Buying a home is a huge investment, the biggest investment most Americans will make in their lifetime. And for that reason, it can feel very overwhelming and often, unattainable. However, creating a budget can and will get you closer to achieving that dream. Let’s talk about budgeting tips for buying a house.
With mortgage rates continuing to hover at record lows, there is no better time to purchase a new home. Or if you’re feeling crammed in your current home and are thinking about upgrading to a bigger home, with low interest rates, you definitely will get more bang for your buck.
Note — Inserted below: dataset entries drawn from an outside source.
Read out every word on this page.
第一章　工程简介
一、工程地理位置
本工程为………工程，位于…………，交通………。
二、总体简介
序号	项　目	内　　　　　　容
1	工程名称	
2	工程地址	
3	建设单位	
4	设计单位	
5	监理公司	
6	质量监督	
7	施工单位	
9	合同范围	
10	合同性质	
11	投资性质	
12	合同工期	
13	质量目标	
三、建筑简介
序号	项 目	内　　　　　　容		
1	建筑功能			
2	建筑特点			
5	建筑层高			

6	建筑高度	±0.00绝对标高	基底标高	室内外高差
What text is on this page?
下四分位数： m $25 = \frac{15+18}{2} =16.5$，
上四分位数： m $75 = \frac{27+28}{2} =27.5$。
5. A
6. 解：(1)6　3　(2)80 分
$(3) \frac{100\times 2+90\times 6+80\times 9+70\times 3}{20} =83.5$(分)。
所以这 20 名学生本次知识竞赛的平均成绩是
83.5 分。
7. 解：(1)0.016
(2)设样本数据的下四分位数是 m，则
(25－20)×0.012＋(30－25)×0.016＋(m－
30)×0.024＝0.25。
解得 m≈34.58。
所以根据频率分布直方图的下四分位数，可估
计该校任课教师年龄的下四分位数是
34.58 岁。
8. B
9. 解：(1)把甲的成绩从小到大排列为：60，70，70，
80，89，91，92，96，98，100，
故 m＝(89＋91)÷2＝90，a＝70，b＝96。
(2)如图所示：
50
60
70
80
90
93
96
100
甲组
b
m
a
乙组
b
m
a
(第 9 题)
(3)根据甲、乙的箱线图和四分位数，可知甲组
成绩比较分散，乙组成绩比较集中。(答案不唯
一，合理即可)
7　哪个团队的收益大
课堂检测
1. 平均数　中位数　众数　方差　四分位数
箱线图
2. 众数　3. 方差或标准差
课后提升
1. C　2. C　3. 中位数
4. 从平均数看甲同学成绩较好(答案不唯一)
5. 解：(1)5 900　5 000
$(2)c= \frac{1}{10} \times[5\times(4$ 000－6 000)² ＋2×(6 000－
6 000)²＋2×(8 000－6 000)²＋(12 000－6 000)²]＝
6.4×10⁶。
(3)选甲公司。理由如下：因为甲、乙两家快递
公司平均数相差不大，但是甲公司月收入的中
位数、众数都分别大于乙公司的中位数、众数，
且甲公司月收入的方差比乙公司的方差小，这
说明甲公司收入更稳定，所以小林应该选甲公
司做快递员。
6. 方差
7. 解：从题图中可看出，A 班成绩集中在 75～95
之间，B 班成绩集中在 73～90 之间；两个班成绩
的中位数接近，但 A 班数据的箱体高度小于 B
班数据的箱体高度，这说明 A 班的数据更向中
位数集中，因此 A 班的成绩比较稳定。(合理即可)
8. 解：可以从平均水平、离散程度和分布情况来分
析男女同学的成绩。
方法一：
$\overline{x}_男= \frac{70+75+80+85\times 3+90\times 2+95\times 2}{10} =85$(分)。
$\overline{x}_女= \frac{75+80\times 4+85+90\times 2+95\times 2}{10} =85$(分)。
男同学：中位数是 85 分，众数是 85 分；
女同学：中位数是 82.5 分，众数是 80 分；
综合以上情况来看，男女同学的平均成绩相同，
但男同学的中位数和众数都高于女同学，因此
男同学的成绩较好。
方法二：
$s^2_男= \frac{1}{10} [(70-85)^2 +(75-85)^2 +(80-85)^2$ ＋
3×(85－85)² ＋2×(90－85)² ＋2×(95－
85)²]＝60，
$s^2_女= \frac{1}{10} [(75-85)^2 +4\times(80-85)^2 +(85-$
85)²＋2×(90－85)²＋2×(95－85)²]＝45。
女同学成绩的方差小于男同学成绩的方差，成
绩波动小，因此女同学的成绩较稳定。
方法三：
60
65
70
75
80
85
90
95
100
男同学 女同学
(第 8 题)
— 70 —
There are a few things to consider though before pulling the trigger on buying a new home.
Set a Budget
Putting pen to paper and determining a budget will undoubtedly help you realize your spending and discover ways to save for a down payment.
1) Calculate your monthly income;
2) Add up fixes expenses such as rent/mortgage, electricity, and water;
3) Review your discretionary spending;
4) Subtract the total of 2&3 from 1 to determine your budget.
Shape Up Your Credit
Applying for a mortgage loan is like interviewing for a job; you want to make a great first impression. In this case, it starts with your credit score – the higher, the better. You can get a free copy of your credit report and your credit score here.
- Review your credit report. Look thoroughly through the report for any mistakes and close any open credit cards you currently are not using.
- Review your credit card statements. Be ready to put discretionary purchases on the chopping block to remain within your new determined budget. For example:
- Review your streaming and music apps. Cut anything you are not using or can do without.
- Regular visits to Starbucks? Brew your favorite coffee at home.
- Grocery budget overextended? Order your groceries free online and pick up in the parking lot, avoiding unnecessary temptations.
Finance experts suggest reviewing about six months of expenditures to grasp a clear picture of your spending habits. There are also online tools that can help categorize your spending to see where you need to pull in the reigns.
Pay Yourself First
Financial planners will always tell you to pay yourself first, meaning, put money aside for retirement. That same idea can be applied to saving for buying a home. You’ve got your credit in order, a budget established, and now it’s time to start saving.
Determine the amount of house you can afford and what type of mortgage payment you’d like to have. There are online calculators that can help you determine an estimate based on your down payment, current interest rates, and the length of your loan albeit 15, 20 or 30 years. To get an even more precise amount you may want to include third party expenses when buying a home. The most common additional fees you are likely to encounter are:
- Home Inspection – determines the condition of the property
- Appraisal – is necessary to determine the fair market value of the home.
- Credit Report – a history and score is necessary to qualify for a loan.
- Title Service Fees – a thorough search of property records is conducted.
- Survey Fee – a survey determines the boundaries of the property you are buying. Not always a necessary in buying a home but is sometimes warranted.
- Escrow/Closing fee – paid to the company for conducting the closing.
- Attorney’s fees (in some states)
- Flood Determination & Coverage – determine whether a property is in a flood zone and requires flood insurance
- Government recording fees
- Pre-paid interest
- Property Taxes
- Lender’s Origination fee – includes processing, underwriting, loan discount points
A loan officer can also help break down these additional fees and give you a ballpark on what your monthly payment will look like. To determine how much you should begin saving, subtract your current housing payment from the estimated mortgage payment. Having a thorough understanding of your finances and setting a plan in motion, will ease the stress when you are ready to pull the trigger on buying a home.